Analysis of a compendium of 367 microarray-based gene expression profiles in stage I lung adenocarcinomas identified significantly higher expression levels of the rearranged during transfection (RET) oncogene in ASCL1-positive tumors (ASCL1+) compared with ASCL1− tumors. ASCL1 protein expression by immunohistochemical (IHC) analysis correlated best with synaptophysin compared with chromogranin and the cluster of differentiation CD56 and the neural cell adhesion molecule (CD56/NCAM).

High levels of RET expression in ASCL1+, but not in ASCL1- tumors, was associated with significantly shorter overall survival in stage 1 and in all adenocarcinomas. RET protein expression by IHC had an association with overall survival in the context of ASCL1 expression.
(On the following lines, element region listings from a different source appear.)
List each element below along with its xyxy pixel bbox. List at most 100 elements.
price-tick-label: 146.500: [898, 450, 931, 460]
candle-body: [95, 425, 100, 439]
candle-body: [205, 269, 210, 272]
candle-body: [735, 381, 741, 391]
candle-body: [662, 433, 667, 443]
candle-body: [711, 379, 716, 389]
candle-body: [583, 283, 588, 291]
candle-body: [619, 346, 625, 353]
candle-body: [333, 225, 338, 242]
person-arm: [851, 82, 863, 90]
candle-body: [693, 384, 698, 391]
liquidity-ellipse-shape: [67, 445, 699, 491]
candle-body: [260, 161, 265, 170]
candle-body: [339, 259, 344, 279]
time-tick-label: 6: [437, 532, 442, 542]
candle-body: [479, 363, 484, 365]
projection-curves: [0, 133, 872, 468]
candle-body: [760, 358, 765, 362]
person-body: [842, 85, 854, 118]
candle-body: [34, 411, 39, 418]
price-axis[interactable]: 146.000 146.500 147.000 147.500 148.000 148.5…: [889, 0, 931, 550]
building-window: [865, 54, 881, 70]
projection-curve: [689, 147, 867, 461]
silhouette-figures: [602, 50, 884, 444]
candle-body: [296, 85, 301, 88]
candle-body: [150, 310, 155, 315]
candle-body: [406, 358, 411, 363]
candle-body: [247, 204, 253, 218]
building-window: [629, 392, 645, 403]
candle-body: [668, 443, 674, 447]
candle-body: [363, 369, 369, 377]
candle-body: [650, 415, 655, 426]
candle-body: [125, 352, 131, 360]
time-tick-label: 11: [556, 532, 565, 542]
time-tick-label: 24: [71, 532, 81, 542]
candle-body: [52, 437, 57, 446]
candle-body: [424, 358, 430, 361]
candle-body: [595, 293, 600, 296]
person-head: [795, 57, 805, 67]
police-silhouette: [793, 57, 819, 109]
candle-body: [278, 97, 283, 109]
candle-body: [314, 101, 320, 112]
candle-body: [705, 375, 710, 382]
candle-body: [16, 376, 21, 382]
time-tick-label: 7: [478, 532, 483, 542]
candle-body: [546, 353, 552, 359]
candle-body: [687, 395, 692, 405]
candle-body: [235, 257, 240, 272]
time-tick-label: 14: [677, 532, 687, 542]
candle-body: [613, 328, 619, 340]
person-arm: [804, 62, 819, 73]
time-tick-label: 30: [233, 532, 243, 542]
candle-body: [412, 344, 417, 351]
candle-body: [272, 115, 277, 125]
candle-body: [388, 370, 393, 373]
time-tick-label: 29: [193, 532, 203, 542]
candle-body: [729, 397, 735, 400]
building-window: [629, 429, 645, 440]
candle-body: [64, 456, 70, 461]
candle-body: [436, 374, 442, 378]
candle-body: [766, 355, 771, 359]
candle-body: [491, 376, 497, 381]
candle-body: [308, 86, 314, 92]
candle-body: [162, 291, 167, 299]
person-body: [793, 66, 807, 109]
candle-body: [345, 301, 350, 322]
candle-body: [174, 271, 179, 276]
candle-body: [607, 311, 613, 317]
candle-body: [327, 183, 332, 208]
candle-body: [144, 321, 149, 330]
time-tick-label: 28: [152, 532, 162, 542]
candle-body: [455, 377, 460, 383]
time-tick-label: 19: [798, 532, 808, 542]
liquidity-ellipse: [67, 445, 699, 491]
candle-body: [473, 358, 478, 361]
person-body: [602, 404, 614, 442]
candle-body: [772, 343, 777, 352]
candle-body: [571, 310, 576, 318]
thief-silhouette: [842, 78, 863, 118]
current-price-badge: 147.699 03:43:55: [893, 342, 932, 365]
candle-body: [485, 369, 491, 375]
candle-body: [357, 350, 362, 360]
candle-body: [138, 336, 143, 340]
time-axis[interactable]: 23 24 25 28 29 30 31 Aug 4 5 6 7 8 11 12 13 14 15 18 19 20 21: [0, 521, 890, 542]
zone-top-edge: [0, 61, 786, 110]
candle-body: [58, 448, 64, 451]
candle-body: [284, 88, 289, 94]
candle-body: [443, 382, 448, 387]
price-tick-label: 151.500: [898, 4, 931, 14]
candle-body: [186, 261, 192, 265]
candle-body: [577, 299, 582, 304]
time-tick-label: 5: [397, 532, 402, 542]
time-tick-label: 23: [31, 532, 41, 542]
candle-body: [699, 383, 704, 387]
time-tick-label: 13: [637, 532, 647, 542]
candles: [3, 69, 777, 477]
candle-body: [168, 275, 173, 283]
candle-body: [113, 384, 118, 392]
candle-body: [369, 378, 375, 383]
When scientists blocked the ASCL1 protein in lung cancer-cell lines expressing both genes, the level of RET decreased and tumor growth slowed. This leads them to believe this mechanism will be a promising target for potential drugs and a strong candidate for clinical trials.

George Vasmatzis, PhD, molecular medical scientist and senior author on the study, said “This is exciting because we’ve found what we believe to be a ‘drugable target’ here. It’s a clear biomarker for aggressive adenocarcinomas. These are the fast-growing cancer cells found in smokers’ lungs.” The study was published on September 16, 2013, in the journal Oncogene.